To college football, it’s the game’s most unique rivalry.
To Joshua Kelley, it’s the most unique personal highlight reel imaginable.
UCLA and No. 23 USC meet for the 91st time Saturday at the Los Angeles Memorial Coliseum in the renewal of college football’s only crosstown rivalry. The two campuses are 12 miles apart.
The conversation would have involved light years to describe the odds of an obscure former walk-on setting an all-time rushing record in a game that has included nearly a dozen Heisman Trophy winners and national champions.
Yet that’s exactly what Kelley, a graduate of Eastside High who got to Westwood via UC Davis, did with 289 yards in UCLA’s upset victory a year ago this weekend.
“That was a great memory,” Kelley was saying before practice on Wednesday, his 22nd birthday. “What a great feeling.
“I’m feeling about the best I have all season this week, too.”

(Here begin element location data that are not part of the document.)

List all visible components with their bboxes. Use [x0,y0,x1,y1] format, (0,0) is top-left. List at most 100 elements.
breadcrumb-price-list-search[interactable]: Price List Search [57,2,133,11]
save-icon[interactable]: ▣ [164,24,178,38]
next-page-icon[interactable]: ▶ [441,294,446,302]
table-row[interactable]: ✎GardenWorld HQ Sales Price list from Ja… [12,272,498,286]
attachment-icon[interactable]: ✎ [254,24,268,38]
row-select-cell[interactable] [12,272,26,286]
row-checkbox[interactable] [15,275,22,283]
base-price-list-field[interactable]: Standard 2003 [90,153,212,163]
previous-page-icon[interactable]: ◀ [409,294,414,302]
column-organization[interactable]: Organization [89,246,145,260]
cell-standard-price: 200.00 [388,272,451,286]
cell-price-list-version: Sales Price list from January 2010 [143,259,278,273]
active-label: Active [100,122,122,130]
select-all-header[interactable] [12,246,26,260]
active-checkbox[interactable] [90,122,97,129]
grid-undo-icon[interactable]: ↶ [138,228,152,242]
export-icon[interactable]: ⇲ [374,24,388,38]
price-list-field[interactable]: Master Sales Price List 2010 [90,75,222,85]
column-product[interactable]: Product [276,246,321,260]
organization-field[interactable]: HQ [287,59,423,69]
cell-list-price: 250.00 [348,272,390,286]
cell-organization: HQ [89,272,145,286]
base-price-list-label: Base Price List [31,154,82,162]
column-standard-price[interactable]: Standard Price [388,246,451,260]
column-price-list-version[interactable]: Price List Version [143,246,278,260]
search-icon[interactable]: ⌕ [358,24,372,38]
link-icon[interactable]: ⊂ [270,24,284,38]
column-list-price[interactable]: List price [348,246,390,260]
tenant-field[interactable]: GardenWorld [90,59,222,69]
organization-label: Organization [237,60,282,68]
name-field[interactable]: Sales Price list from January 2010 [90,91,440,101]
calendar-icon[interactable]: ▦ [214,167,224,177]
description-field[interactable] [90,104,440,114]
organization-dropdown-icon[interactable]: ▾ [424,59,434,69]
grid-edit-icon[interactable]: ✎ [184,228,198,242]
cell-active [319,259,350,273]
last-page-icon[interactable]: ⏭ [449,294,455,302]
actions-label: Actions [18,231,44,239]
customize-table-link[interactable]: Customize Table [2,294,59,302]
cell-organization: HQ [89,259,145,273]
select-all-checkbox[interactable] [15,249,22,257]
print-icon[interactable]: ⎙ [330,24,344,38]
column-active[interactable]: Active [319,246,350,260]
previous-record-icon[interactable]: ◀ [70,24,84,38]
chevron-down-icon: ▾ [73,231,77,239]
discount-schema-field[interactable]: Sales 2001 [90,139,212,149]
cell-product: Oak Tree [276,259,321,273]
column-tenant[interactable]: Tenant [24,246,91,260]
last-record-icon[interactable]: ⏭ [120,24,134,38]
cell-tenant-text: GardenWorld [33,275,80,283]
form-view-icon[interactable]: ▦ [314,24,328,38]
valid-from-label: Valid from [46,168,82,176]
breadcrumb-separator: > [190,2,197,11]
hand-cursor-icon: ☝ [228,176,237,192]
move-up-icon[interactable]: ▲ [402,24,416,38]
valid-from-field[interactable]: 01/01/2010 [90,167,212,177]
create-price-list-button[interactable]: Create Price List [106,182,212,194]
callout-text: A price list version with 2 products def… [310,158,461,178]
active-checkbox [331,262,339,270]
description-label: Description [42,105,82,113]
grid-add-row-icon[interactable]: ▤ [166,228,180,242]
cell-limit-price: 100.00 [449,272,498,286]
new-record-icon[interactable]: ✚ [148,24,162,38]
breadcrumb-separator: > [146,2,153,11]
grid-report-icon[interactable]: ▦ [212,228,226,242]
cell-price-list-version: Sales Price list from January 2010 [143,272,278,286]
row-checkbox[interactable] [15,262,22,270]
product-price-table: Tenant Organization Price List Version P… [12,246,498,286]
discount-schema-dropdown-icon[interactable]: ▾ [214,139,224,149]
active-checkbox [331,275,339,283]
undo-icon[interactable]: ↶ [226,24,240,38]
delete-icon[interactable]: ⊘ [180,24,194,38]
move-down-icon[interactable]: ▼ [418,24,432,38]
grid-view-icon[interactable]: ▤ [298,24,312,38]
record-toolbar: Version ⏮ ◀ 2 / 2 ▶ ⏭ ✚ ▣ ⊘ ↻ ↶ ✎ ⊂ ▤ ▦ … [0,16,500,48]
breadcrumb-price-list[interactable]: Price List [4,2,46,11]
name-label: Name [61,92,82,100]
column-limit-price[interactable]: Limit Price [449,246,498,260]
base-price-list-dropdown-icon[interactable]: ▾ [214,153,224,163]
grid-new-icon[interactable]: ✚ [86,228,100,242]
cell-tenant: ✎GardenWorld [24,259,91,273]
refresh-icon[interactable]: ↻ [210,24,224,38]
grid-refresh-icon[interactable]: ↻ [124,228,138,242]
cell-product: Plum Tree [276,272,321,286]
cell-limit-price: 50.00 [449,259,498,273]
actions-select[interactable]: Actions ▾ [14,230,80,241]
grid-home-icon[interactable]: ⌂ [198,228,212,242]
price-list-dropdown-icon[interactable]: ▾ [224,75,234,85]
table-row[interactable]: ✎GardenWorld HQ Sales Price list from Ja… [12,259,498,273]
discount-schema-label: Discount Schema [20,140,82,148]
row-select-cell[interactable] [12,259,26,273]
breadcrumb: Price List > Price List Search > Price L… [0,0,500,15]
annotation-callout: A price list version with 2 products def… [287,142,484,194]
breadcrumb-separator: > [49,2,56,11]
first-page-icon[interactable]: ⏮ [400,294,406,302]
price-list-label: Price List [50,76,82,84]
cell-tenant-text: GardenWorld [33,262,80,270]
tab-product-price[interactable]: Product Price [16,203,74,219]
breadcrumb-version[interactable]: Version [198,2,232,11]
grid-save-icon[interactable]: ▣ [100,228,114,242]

Kelley posted the eighth-greatest rushing season in Bruins history with 1,243 yards in 2018.
The highlight was the 55-yard touchdown burst in the fourth quarter to put the Bruins ahead of USC.

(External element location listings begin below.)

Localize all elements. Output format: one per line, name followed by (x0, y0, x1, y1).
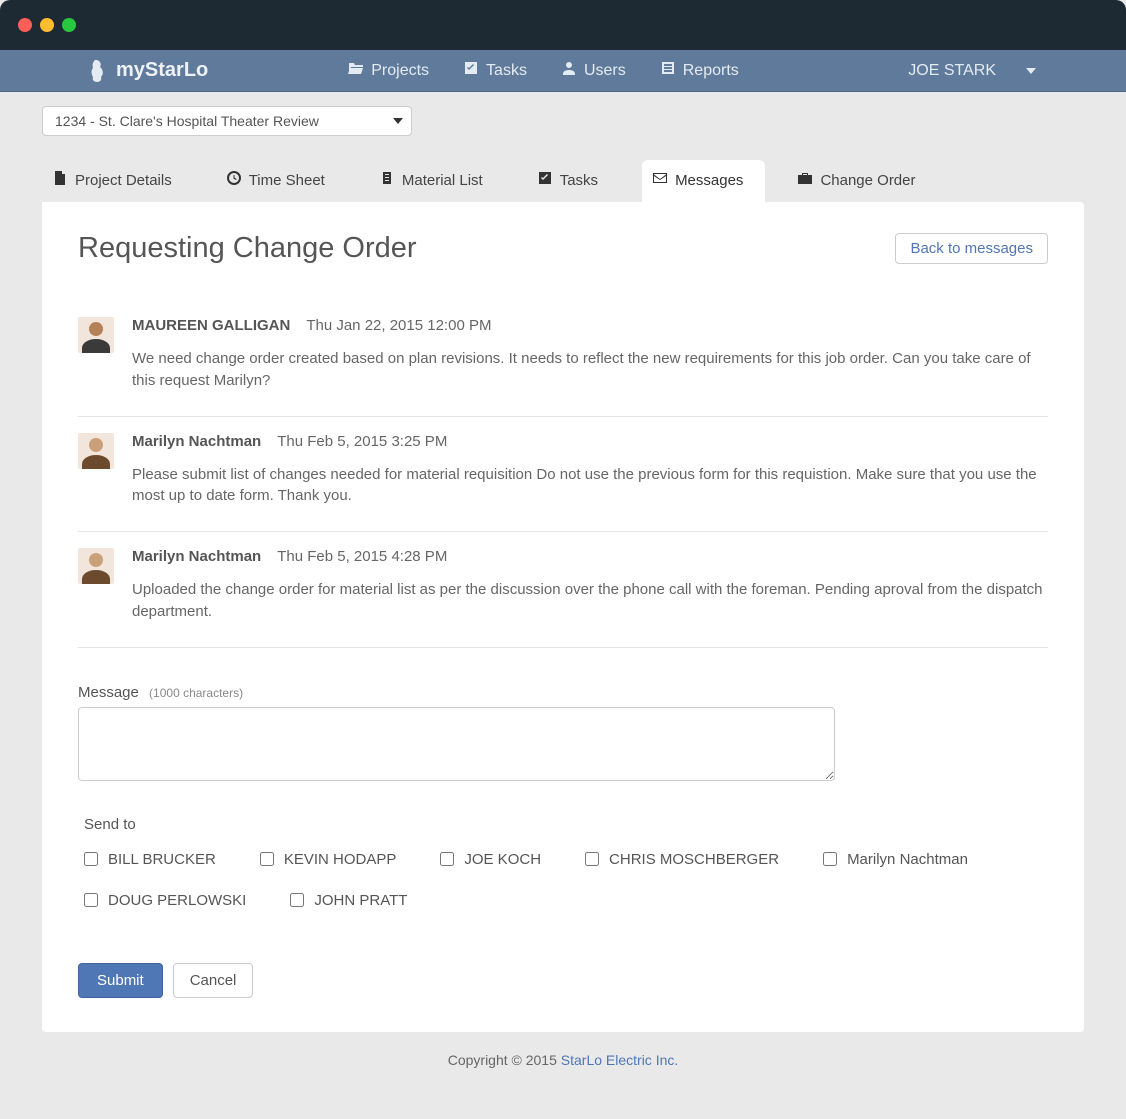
tab-change-order[interactable]: Change Order (787, 160, 937, 202)
recipient-checkbox[interactable] (823, 852, 837, 866)
chevron-down-icon (1026, 68, 1036, 74)
recipient-name: BILL BRUCKER (108, 851, 216, 868)
recipient-option[interactable]: DOUG PERLOWSKI (84, 892, 246, 909)
tab-material-list[interactable]: Material List (369, 160, 505, 202)
list-icon (660, 60, 676, 81)
message-author: MAUREEN GALLIGAN (132, 317, 290, 334)
recipient-option[interactable]: KEVIN HODAPP (260, 851, 397, 868)
message-text: We need change order created based on pl… (132, 348, 1048, 392)
message-author: Marilyn Nachtman (132, 548, 261, 565)
nav-tasks-label: Tasks (486, 62, 527, 80)
recipient-name: Marilyn Nachtman (847, 851, 968, 868)
check-square-icon (537, 170, 553, 190)
back-to-messages-button[interactable]: Back to messages (895, 233, 1048, 264)
tabs: Project Details Time Sheet Material List… (42, 160, 1084, 202)
briefcase-icon (797, 170, 813, 190)
avatar (78, 317, 114, 353)
message-text: Please submit list of changes needed for… (132, 464, 1048, 508)
message-timestamp: Thu Feb 5, 2015 4:28 PM (277, 548, 447, 565)
message-label-text: Message (78, 684, 139, 701)
tab-tasks[interactable]: Tasks (527, 160, 620, 202)
nav-projects-label: Projects (371, 62, 429, 80)
message-item: Marilyn Nachtman Thu Feb 5, 2015 4:28 PM… (78, 532, 1048, 648)
recipient-name: JOE KOCH (464, 851, 541, 868)
navbar: myStarLo Projects Tasks Users Reports JO… (0, 50, 1126, 92)
recipient-option[interactable]: CHRIS MOSCHBERGER (585, 851, 779, 868)
user-icon (561, 60, 577, 81)
nav-projects[interactable]: Projects (348, 60, 429, 81)
footer: Copyright © 2015 StarLo Electric Inc. (0, 1032, 1126, 1098)
recipient-checkbox[interactable] (84, 893, 98, 907)
check-square-icon (463, 60, 479, 81)
brand-logo-icon (90, 59, 106, 83)
nav-tasks[interactable]: Tasks (463, 60, 527, 81)
clock-icon (226, 170, 242, 190)
message-timestamp: Thu Feb 5, 2015 3:25 PM (277, 433, 447, 450)
messages-panel: Requesting Change Order Back to messages… (42, 202, 1084, 1032)
tab-project-details[interactable]: Project Details (42, 160, 194, 202)
footer-link[interactable]: StarLo Electric Inc. (561, 1052, 679, 1068)
submit-button[interactable]: Submit (78, 963, 163, 998)
recipient-checkbox[interactable] (84, 852, 98, 866)
tab-label: Change Order (820, 172, 915, 189)
nav-reports[interactable]: Reports (660, 60, 739, 81)
tab-messages[interactable]: Messages (642, 160, 765, 202)
recipient-name: CHRIS MOSCHBERGER (609, 851, 779, 868)
project-select[interactable]: 1234 - St. Clare's Hospital Theater Revi… (42, 106, 412, 136)
tab-label: Time Sheet (249, 172, 325, 189)
envelope-icon (652, 170, 668, 190)
sendto-section: Send to BILL BRUCKER KEVIN HODAPP JOE KO… (78, 816, 1048, 909)
chevron-down-icon (393, 118, 403, 124)
recipient-checkbox[interactable] (290, 893, 304, 907)
tab-label: Project Details (75, 172, 172, 189)
project-select-label: 1234 - St. Clare's Hospital Theater Revi… (55, 113, 319, 129)
cancel-button[interactable]: Cancel (173, 963, 254, 998)
tab-time-sheet[interactable]: Time Sheet (216, 160, 347, 202)
tab-label: Tasks (560, 172, 598, 189)
message-hint: (1000 characters) (149, 686, 243, 700)
compose-area: Message (1000 characters) Send to BILL B… (78, 684, 1048, 998)
nav-reports-label: Reports (683, 62, 739, 80)
window-zoom-button[interactable] (62, 18, 76, 32)
message-textarea[interactable] (78, 707, 835, 781)
message-text: Uploaded the change order for material l… (132, 579, 1048, 623)
footer-prefix: Copyright © 2015 (448, 1052, 561, 1068)
thread-title: Requesting Change Order (78, 232, 417, 265)
current-user-label: JOE STARK (908, 62, 996, 80)
sendto-label: Send to (84, 816, 1048, 833)
avatar (78, 548, 114, 584)
recipient-option[interactable]: JOHN PRATT (290, 892, 407, 909)
message-item: Marilyn Nachtman Thu Feb 5, 2015 3:25 PM… (78, 417, 1048, 533)
tab-label: Material List (402, 172, 483, 189)
recipient-option[interactable]: JOE KOCH (440, 851, 541, 868)
recipient-name: KEVIN HODAPP (284, 851, 397, 868)
recipient-checkbox[interactable] (585, 852, 599, 866)
message-field-label: Message (1000 characters) (78, 684, 1048, 701)
file-icon (52, 170, 68, 190)
window-close-button[interactable] (18, 18, 32, 32)
nav-users[interactable]: Users (561, 60, 626, 81)
brand[interactable]: myStarLo (90, 59, 208, 83)
recipient-checkbox[interactable] (260, 852, 274, 866)
window-minimize-button[interactable] (40, 18, 54, 32)
folder-open-icon (348, 60, 364, 81)
tab-label: Messages (675, 172, 743, 189)
recipient-option[interactable]: Marilyn Nachtman (823, 851, 968, 868)
window-titlebar (0, 0, 1126, 50)
recipient-name: JOHN PRATT (314, 892, 407, 909)
user-menu[interactable]: JOE STARK (908, 62, 1036, 80)
recipient-checkbox[interactable] (440, 852, 454, 866)
message-timestamp: Thu Jan 22, 2015 12:00 PM (306, 317, 491, 334)
message-author: Marilyn Nachtman (132, 433, 261, 450)
recipient-name: DOUG PERLOWSKI (108, 892, 246, 909)
avatar (78, 433, 114, 469)
recipient-option[interactable]: BILL BRUCKER (84, 851, 216, 868)
clipboard-icon (379, 170, 395, 190)
brand-text: myStarLo (116, 59, 208, 82)
message-item: MAUREEN GALLIGAN Thu Jan 22, 2015 12:00 … (78, 301, 1048, 417)
nav-users-label: Users (584, 62, 626, 80)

And notwithstanding a training camp knee injury that lingered longer than anyone expected, Jacqueline Kelley’s son is second in the Pac-12 Conference with 939 yards rushing.
He’s within reach of joining Paul Perkins (2014) and DeShaun Foster (2001) as the only Bruins to lead the conference in rushing in the last 25 years.
He’s also poised to become just the eighth running back in UCLA history to post consecutive thousand-yard rushing seasons.
“Things happen to you in camp,” Kelley said. “Things happen to you in football. You just have to keep trying and working hard.”
That is the definition of Joshua Kelley.
When the coach who recruited him at UC Davis was fired, Kelley also found himself a free agent.
He always loved UCLA, which he never missed the chance to express to the Bruins running backs coach — Foster.
He was allowed to walk on. Then Jim Mora left as head coach.
“I know football defines me, because I put so much time into it,” Kelley said. “But my faith is what I’m really about. Even with the setbacks, my faith is stronger after three years at UCLA than it was before I got here.
“I would have never gotten here if God hadn’t put people into my life to help me, and to open doors for me.
Like, coach Chip Kelly.
Joshua’s mother served as his workout partner and a willing defender to try out his pass receiving routes and rushing moves on.
“I can never thank my mom enough for what she did for me,” Kelley said. “I know that was a proud day at the Rose Bowl vs. USC last year.
“I hope I can give her another one on Saturday.”